Interesting TD Economics article by Pascal Gauthier with a focus on British Columbia. Enjoy!
HIGHLIGHTS
- After a small $50 million surplus in fiscal year (FY) 2008-09, planning deficits are estimated at $495 million in FY 2009-10 and $245 million in FY 2010-11
- Return to balanced budget by FY 2011-12, with the help of cost savings worth $1.9 billion over 3 years
- No forecast allowance, but prudent growth forecasts and contingency amounts
- $9 out of every $10 in new spending towards health care
- Few new tax measures, back-end loaded to FY 2011-12
- Capital spending in infrastructure ramped up significantly (+ $14 billion)
British Columbia is feeling the pinch from the severe ongoing global recession, like every other region in the country. Compared to last September’s quarterly fiscal update, downward revisions to growth forecasts by the private sector have translated into a massive revenue shortfall of $6.6 billion over the Province’s 3-year fiscal planning horizon. As a result, for the first time in six years, the province is faced with a deficit. However, the deficits are expected to be modest both in absolute size (cumulating to $740 million over two years) and relative to the size of the economy (at 0.2% of nominal GDP in fiscal year 2009-10). The government has chosen not to include a forecast allowance as in previous years. However, in order to mitigate risks to its projections, it will use economic growth forecasts significantly below the private-sector consensus, and contingency amounts of $250 million to $385 million per year.

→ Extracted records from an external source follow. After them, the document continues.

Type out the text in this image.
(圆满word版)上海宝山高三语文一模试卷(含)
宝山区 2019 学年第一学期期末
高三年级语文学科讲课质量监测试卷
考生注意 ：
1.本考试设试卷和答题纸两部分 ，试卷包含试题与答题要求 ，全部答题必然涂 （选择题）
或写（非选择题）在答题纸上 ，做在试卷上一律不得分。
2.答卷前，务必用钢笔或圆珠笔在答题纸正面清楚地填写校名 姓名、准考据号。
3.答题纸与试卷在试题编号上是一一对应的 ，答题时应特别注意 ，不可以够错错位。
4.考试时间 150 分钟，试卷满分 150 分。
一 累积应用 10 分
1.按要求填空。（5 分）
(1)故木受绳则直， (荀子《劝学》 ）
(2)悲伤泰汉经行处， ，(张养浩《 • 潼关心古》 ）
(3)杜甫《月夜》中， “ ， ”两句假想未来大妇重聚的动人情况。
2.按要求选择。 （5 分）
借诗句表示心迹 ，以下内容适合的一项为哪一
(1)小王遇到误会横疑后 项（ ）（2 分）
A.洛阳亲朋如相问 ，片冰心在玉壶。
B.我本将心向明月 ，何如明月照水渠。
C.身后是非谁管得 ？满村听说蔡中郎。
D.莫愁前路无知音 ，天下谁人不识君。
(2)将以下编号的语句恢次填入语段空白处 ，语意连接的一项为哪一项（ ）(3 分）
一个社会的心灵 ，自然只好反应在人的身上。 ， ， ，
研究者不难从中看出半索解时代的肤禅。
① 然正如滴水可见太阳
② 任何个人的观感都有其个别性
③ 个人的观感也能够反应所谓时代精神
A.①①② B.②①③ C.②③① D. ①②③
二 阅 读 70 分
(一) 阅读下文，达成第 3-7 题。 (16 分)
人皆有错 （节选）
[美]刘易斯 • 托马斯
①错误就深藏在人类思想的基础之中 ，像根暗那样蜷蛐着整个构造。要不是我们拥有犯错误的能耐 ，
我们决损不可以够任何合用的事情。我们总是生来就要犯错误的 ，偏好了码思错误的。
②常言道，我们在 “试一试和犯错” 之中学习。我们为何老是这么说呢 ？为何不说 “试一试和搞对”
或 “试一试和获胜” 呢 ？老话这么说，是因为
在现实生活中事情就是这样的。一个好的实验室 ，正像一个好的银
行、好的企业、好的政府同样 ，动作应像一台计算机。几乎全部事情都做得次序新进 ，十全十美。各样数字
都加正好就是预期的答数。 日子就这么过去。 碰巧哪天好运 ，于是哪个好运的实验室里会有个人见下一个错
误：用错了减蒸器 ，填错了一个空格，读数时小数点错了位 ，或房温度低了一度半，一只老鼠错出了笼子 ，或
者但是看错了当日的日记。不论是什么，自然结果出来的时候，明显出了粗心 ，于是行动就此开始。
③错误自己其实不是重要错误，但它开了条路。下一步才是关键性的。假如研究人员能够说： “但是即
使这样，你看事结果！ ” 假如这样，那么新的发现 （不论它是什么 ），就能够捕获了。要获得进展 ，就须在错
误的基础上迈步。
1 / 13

Economic and Revenue Outlook
The private-sector consensus forecast for real GDP growth calls for no growth (0.0%) in 2009. Akin to the prudent approach taken by the Federal Finance Department, B.C. Finance is playing it safe by using a forecast significantly below the private-sector average. Their assumption is for a contraction of real GDP of 0.9% this year, which is very close to our own call for a contraction of 1.0%. When compared to the Budget 2008 plan, the downward adjustment to revenue projections is broadly based, but most badly hit are own-source revenues in the form of resource royalties, corporate income taxes, and property transfer taxes. Similarly, but with a lesser difference, their real GDP growth forecast of 2.4% for 2010 lies below the private-sector forecast of 2.8%. Our own forecast for next year is more bullish and suggests some upside risk vis-à-vis their projection, with the main difference hinging mostly on the projected direct and indirect boost to growth from hosting the 2010 Winter Olympics.
Spending measures
Savings worth $1.9 billion over the 3-year planning horizon are being targeted, $250 million of which are yet to be identified. Administrative spending will be put under the microscope, while the number of senior executives in government will be slashed by 20% and no additional planned wage increases are being budgeted for upcoming rounds of public sector negotiations. The expected savings are being recycled towards key spending areas, but mostly health care. In fact, $4.8 billion, or 90% of all additional spending, is slated for health care. The remainder of additional spending will go to education, social services, safety, communities, and the environment.
Very much in line with a theme omnipresent in the Federal Budget and very likely to show up in other upcoming provincial Budgets, infrastructure spending is being ramped up significantly – to the tune of $14 billion over 3 years. Of this amount, $10.6 billion is for approved projects within the Province’s capital expenditure plan, while $2 billion is provided on a cost-shared basis with the Federal government, and the remaining $1.4 billion is for local infrastructure in partnership with the Federal and local governments.
Tax measures
The very few new tax measures introduced were understandably back-end loaded to FY 2011-12 and beyond. As announced in November, a 2-year property tax deferment program is being introduced. The B.C. Mining Flow-Through Share (non-refundable) Tax Credit is being extended by one year to the end of 2009. Expiry dates for film tax credits are being eliminated, while the credits themselves will be made available to other Canadian (non-B.C.-based) companies. Furthermore, starting in FY 2011-12,
Bottom line
Faced with such a U-turn in economic fortunes in a short amount of time, the government has elected to modify its balanced budget legislation to allow for a cyclical deficit. Not having done so, and forcing taxes hikes and/or more drastic spending cuts could have meant exacerbating the recession. In the current context, leaning against this recession, along with other governments, and allowing a modest deficit while ramping up capital spending seems appropriate. As a result of these deficits and additional capital spending, the (taxpayer-supported) debt-to-GDP ratio will end up 2 percentage points (from 13.8% in FY 2008-09 to 15.8% in FY 2011-12) higher by the time a balanced budget is within reach. This would still lie below the 16.1% level recorded in FY 2005-06 and leave the province in a healthy fiscal position once the economic recovery has taken hold.